# Dataset Preparation
You need to create a new conda environment to do these preparatory works.

**Step 1: Generate mask of the object shape.**

* Clone [RemoteSAM](https://github.com/1e12Leon/RemoteSAM) repo.

* Move [extract_classnames.py](./extract_classnames.py) and [start_seg.py](./start_seg.py)  to the folder.

* Generate the classnames of each images and save to the output_dir by python extract_classnames.py.

* Generate the target mask image for the labels and save  to the output_dir by python start_seg.py.

  (After experiments, we found that for the data that has been pre-trained in RemoteSAM, the effect of directly extracting the category information from labelTxt for semantic segmentation is basically the same as that of extracting the caption through RemoteCLIP and then performing instance segmentation. Therefore, we provide more convenient semantic segmentation code to reduce the intermediate steps.)

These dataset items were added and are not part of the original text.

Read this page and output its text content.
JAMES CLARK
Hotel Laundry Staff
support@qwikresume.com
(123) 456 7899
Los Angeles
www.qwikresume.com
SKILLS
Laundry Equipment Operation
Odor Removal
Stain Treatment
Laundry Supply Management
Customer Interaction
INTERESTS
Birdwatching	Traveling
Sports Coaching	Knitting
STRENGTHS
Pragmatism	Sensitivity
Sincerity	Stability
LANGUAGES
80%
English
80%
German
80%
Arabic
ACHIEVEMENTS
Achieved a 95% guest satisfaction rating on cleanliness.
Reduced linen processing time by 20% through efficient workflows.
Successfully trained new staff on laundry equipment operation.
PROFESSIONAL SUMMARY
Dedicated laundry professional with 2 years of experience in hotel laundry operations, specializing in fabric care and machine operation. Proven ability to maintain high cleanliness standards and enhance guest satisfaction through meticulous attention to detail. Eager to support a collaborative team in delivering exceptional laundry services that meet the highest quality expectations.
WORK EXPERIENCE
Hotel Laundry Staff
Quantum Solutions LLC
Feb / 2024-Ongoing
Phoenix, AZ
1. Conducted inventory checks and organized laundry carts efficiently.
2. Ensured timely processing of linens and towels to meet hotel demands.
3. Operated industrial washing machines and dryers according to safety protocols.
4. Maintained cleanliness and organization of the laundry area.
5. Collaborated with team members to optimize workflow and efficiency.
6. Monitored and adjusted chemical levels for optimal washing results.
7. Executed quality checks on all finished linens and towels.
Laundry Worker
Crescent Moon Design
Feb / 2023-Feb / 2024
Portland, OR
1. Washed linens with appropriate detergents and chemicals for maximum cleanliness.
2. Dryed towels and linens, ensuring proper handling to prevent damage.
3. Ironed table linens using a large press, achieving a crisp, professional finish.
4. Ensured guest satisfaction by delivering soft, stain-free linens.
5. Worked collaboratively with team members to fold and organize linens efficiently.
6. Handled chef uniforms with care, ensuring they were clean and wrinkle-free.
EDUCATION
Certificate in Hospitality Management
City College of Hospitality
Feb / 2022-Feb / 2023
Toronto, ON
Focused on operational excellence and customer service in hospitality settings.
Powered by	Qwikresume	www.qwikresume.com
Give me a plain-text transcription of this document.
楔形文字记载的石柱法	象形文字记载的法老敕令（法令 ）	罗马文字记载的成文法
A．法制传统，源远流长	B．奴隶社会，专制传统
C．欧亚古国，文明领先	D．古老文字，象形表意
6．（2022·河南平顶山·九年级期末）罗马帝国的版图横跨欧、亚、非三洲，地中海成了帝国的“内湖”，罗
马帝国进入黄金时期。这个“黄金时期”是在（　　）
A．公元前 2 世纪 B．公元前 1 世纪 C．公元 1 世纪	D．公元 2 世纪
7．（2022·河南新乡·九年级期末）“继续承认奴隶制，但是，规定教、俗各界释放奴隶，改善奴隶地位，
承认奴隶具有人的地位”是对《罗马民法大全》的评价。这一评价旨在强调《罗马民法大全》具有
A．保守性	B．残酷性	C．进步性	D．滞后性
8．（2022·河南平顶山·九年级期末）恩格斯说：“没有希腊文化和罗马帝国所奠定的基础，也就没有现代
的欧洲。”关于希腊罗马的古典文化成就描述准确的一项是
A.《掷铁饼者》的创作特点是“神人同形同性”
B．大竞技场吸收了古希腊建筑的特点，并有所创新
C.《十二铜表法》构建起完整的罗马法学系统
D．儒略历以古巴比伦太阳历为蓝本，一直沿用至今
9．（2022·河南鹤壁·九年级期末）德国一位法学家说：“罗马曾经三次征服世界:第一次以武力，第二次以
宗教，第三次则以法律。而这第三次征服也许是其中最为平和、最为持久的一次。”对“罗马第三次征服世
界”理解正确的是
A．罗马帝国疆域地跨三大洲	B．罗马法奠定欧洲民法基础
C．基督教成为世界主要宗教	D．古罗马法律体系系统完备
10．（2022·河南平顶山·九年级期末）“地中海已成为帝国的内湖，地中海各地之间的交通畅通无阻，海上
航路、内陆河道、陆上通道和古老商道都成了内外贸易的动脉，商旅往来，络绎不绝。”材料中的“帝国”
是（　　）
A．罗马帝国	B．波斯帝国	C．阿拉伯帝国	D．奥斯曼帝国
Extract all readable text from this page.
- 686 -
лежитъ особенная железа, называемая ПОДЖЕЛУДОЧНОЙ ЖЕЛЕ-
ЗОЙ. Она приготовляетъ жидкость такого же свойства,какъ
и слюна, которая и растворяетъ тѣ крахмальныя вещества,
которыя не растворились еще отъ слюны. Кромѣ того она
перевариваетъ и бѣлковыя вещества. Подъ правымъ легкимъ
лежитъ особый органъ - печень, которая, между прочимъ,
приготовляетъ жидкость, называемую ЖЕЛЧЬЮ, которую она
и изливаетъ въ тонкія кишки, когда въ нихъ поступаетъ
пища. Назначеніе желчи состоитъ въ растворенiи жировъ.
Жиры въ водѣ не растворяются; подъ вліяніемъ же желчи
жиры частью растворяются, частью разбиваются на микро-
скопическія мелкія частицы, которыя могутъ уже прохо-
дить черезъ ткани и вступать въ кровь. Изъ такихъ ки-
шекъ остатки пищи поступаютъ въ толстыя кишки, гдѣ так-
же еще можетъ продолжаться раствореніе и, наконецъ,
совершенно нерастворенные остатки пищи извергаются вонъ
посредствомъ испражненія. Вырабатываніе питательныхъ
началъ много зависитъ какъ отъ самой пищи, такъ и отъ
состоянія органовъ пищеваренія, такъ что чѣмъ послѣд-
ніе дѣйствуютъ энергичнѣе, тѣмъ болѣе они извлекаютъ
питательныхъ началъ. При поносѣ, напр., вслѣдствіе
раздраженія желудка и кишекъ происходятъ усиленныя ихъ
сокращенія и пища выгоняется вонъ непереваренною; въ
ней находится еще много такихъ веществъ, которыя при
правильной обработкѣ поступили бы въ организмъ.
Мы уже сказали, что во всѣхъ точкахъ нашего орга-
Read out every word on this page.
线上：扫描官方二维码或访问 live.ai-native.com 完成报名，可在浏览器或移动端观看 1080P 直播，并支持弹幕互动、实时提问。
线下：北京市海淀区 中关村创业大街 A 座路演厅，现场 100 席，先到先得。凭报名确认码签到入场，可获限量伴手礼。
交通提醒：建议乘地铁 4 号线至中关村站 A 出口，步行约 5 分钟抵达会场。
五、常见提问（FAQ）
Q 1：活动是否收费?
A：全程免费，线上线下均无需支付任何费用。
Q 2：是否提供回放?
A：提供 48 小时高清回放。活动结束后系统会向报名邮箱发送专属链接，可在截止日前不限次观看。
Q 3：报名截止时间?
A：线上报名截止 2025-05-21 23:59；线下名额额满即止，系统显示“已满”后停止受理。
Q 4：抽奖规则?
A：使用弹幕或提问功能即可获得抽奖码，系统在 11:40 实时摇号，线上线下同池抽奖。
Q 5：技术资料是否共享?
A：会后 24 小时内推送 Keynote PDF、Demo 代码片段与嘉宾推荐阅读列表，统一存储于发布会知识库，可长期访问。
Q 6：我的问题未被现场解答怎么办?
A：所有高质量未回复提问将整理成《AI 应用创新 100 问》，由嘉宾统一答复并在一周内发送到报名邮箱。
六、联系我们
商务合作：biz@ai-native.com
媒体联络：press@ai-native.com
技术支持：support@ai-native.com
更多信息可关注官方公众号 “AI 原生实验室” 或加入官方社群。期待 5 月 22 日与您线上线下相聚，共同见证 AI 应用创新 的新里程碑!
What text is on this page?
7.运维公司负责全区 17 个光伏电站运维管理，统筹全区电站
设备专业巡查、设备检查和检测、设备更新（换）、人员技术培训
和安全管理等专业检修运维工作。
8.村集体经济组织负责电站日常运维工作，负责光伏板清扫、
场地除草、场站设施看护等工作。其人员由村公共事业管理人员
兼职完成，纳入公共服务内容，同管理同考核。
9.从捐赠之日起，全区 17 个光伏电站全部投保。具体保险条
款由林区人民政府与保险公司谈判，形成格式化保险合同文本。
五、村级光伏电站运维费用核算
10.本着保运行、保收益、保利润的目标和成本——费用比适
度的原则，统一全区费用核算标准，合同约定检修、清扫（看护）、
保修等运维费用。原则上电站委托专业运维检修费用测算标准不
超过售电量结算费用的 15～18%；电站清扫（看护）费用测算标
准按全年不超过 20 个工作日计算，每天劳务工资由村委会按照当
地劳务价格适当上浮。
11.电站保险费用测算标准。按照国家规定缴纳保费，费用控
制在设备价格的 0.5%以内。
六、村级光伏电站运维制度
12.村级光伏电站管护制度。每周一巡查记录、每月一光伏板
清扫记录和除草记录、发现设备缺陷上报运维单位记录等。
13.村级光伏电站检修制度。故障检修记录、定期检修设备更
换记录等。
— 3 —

**Step 2: Generate prompt.json.**

* As shown in Figure 8 of the paper, captions can affect the bias of the model's generation. When not using reinforcement learning strategies, we recommend not using captions to improve the evaluation metrics of the model's generation, including the performance improvement of downstream tasks and the distribution of images. 
* Here, we provide two scripts, namely [generate_wcap_json.py](./data/generate_wcap_json.py) and [generate_wocap_json.py](./data/generate_wocap_json.py) .
* Generate the prompt.json by python ./data/generate_wocap_json.py or python ./data/generate_wcap_json.py.

The above steps can complete the basic training and inference of the model. We will release other data processing codes soon.